Mayelin and Jatnna Jimenez, both victims of the payment card theft, said they had changed the way they shopped at Target. Mayelin said she hadn't bought anything at the store since the holidays, while her sister said she used cash to pay for her purchase that afternoon. Both had been issued new cards by their banks, they said.
"We love Target, but we are disappointed," Mayelin Jimenez said.
Freda Miller was more optimistic. Miller said she was also affected by the data breach and was concerned about the security of payment systems. But she continued using her card to shop at the store, she said.
"I trust Target will stand by its customers," she said.
The hacking attacks on Target, Neiman Marcus and other retailers have triggered debates in Washington about data security practices, the country's outdated payment technology system and breach notification laws.
For Target, they have also unleashed a litany of costs that include legal fees, software updates, customer reimbursement and damage control.

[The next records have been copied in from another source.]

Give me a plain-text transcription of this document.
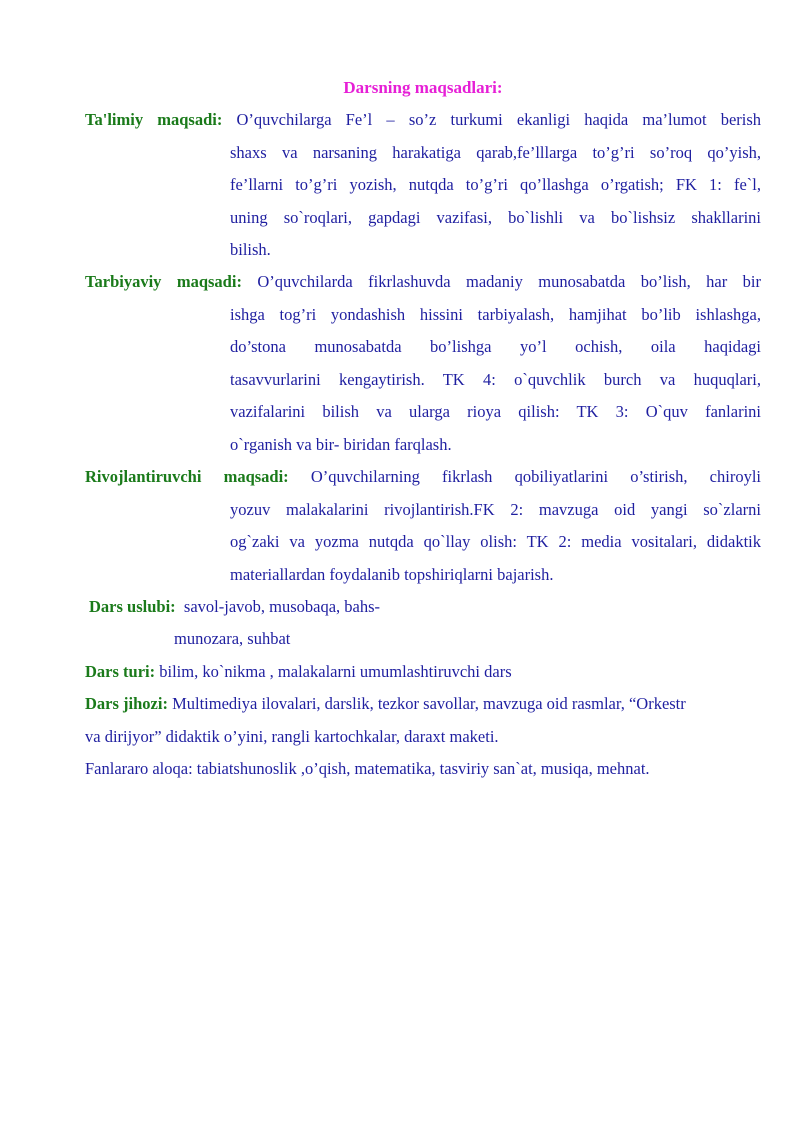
Darsning maqsadlari:
Ta'limiy maqsadi: O’quvchilarga Fe’l – so’z turkumi ekanligi haqida ma’lumot berish
shaxs va narsaning harakatiga qarab,fe’lllarga to’g’ri so’roq qo’yish,
fe’llarni to’g’ri yozish, nutqda to’g’ri qo’llashga o’rgatish; FK 1: fe`l,
uning so`roqlari, gapdagi vazifasi, bo`lishli va bo`lishsiz shakllarini
bilish.
Tarbiyaviy maqsadi: O’quvchilarda fikrlashuvda madaniy munosabatda bo’lish, har bir
ishga tog’ri yondashish hissini tarbiyalash, hamjihat bo’lib ishlashga,
do’stona munosabatda bo’lishga yo’l ochish, oila haqidagi
tasavvurlarini kengaytirish. TK 4: o`quvchlik burch va huquqlari,
vazifalarini bilish va ularga rioya qilish: TK 3: O`quv fanlarini
o`rganish va bir- biridan farqlash.
Rivojlantiruvchi maqsadi: O’quvchilarning fikrlash qobiliyatlarini o’stirish, chiroyli
yozuv malakalarini rivojlantirish.FK 2: mavzuga oid yangi so`zlarni
og`zaki va yozma nutqda qo`llay olish: TK 2: media vositalari, didaktik
materiallardan foydalanib topshiriqlarni bajarish.
Dars uslubi: savol-javob, musobaqa, bahs-
munozara, suhbat
Dars turi: bilim, ko`nikma , malakalarni umumlashtiruvchi dars
Dars jihozi: Multimediya ilovalari, darslik, tezkor savollar, mavzuga oid rasmlar, “Orkestr
va dirijyor” didaktik o’yini, rangli kartochkalar, daraxt maketi.
Fanlararo aloqa: tabiatshunoslik ,o’qish, matematika, tasviriy san`at, musiqa, mehnat.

An exact figure is tricky to pin down, security experts say, but it won't be small. So far, the company has had to pay out $61 million in relation to the breach, of which it expects $44 million to be covered by insurance.
"They can't get out of this for less than $100 million," said John Kindervag, vice president and principal analyst at Forrester Research.
If an ongoing government investigation finds Target at fault for not complying with industry-specific security standards, the company faces fines in the range of $400 million to $1.1 billion, according to an estimate by Jefferies, an equity research company. That figure did not include lost sales or customer goodwill, the firm said. Banks foot the bill for reissuing customers new cards, but Target could end up paying part of that share depending on its agreement with financial institutions, experts say.
To understand how much the retailer stands to lose, analysts point to the 2007 attack that hit TJX, the parent company of T.J. Maxx and Marshall's. Hackers stole the payment data of more than 45 million customers by exploiting an unsecured wireless network. TJX's initial estimates put the damage at about $25 million, but once the dust settled, the company ended up paying more than $250 million. That probably means Target's troubles are just beginning.
"I doubt that we'll ever really know the full costs," said Kindervag.
Target reported net earnings of $520 million in the fourth quarter, down 46 percent from a year ago. For the full year, revenue was down more than 34 percent, while sales fell 6.6 percent during the fourth quarter. The company's share price was up more than 7 percent in morning trading Wednesday.